The Citizenship Education Program predominately focused on teaching voter registration requirements as well as community and individual empowerment.  Most Southern states had created Poll Tax on voting and voter registration laws designed around literacy exercises to disqualify potential Black voters. Such requirements to register to vote included having the ability to recite random parts of the constitution as well as signing one's name in cursive writing.  Many of those imposing these prerequisites on Blacks were illiterate, rendering the process unreliable and subjective; many Blacks were turned away.  The program sought to reinforce in them an awareness that their voting right was inviolable. The program also taught dealing with basic everyday needs, as well.

Another hope for the program was to create a wave of education that would spread throughout the local communities, with the community members as the teachers. The plan of the education program was that it would spread to other communities and that these programs and schools would be set up in other communities throughout the south and, ultimately, the entire United States. In a brochure for the program, the goal is clearly stated: "Their immediate program is teaching reading and writing. They help students to pass literacy tests for voting." These programs also provided the cost of tuition, training, and even the cost of traveling to the training center itself. With its commitment, the Citizenship Education Program would help many blacks register over the next few years.

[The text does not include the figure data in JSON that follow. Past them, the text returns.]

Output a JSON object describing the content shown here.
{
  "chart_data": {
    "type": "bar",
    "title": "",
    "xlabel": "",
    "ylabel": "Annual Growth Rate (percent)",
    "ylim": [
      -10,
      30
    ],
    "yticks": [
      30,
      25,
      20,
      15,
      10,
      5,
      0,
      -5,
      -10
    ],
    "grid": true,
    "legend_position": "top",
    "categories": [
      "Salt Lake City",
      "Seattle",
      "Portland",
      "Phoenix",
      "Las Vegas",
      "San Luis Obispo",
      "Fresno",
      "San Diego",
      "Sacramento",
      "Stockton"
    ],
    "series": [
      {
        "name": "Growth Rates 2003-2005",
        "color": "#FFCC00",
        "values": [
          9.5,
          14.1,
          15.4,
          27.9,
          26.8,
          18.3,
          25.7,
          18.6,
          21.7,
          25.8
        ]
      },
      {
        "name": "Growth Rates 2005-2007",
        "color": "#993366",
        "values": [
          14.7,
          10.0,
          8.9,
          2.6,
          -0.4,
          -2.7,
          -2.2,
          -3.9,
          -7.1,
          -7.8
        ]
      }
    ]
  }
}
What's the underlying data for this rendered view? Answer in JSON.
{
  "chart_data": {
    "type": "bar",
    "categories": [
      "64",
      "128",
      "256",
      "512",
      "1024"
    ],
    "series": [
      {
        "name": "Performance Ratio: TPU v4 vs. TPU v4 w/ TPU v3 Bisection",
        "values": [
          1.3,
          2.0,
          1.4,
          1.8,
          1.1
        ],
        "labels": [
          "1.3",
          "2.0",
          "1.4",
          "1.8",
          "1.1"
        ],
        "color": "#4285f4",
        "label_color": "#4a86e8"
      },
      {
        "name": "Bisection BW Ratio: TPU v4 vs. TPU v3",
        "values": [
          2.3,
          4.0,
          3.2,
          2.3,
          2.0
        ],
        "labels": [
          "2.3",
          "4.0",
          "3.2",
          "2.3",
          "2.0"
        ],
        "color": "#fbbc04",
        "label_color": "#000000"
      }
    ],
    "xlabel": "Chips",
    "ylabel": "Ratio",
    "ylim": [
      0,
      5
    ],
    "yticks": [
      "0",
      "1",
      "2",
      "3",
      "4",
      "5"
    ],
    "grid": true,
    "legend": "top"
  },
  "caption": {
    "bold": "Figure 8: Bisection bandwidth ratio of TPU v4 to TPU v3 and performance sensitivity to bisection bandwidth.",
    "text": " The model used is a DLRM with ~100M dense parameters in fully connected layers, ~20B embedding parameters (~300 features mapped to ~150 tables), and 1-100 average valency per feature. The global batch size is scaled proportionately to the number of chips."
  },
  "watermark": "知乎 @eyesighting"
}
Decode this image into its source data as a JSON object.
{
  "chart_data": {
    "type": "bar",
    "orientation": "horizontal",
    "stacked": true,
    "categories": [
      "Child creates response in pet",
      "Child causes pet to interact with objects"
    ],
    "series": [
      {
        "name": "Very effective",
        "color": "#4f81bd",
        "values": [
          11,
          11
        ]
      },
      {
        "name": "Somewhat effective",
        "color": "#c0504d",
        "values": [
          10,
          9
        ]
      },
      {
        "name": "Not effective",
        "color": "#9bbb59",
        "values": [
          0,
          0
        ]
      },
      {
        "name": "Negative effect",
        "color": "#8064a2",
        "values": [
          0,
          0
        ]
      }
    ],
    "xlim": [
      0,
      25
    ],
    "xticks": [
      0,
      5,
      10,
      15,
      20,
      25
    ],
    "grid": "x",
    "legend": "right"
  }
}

The Citizenship Education Program had a profound impact on the movement, with well over 6,000 men and women participating in workshops and classes. She was also a member of the inner circle of one of its main organizations, the (SCLC).  As the SCLC's Educational Director, she was one of the highest-ranked female members of the organization.  Cotton helped James Bevel organize the students during the Birmingham campaign and its Children's Crusade, which conducted citizenship classes throughout the South.  She also accompanied King on his trip to Oslo, Norway, to receive the 1964 Nobel Peace Prize.  She was awarded an Honorary Doctor of Humane Letters degree at the University of New England in 1982, when she gave the commencement address.

In 1999 Dr. Cotton received the Honorary Doctor of Humane Letters from Spelman College in Atlanta, GA, and an Honorary Doctorate Degree from the University of New Rochelle. Cotton has traveled to the former Soviet Union, The People's Republic of China, Switzerland, Africa, Vietnam, and Europe while participating in international workshops and discussions on a broad range of current social and humanitarian issues.   Dr. Dorothy Cotton, an opponent of voter suppression, died on June 10, 2018.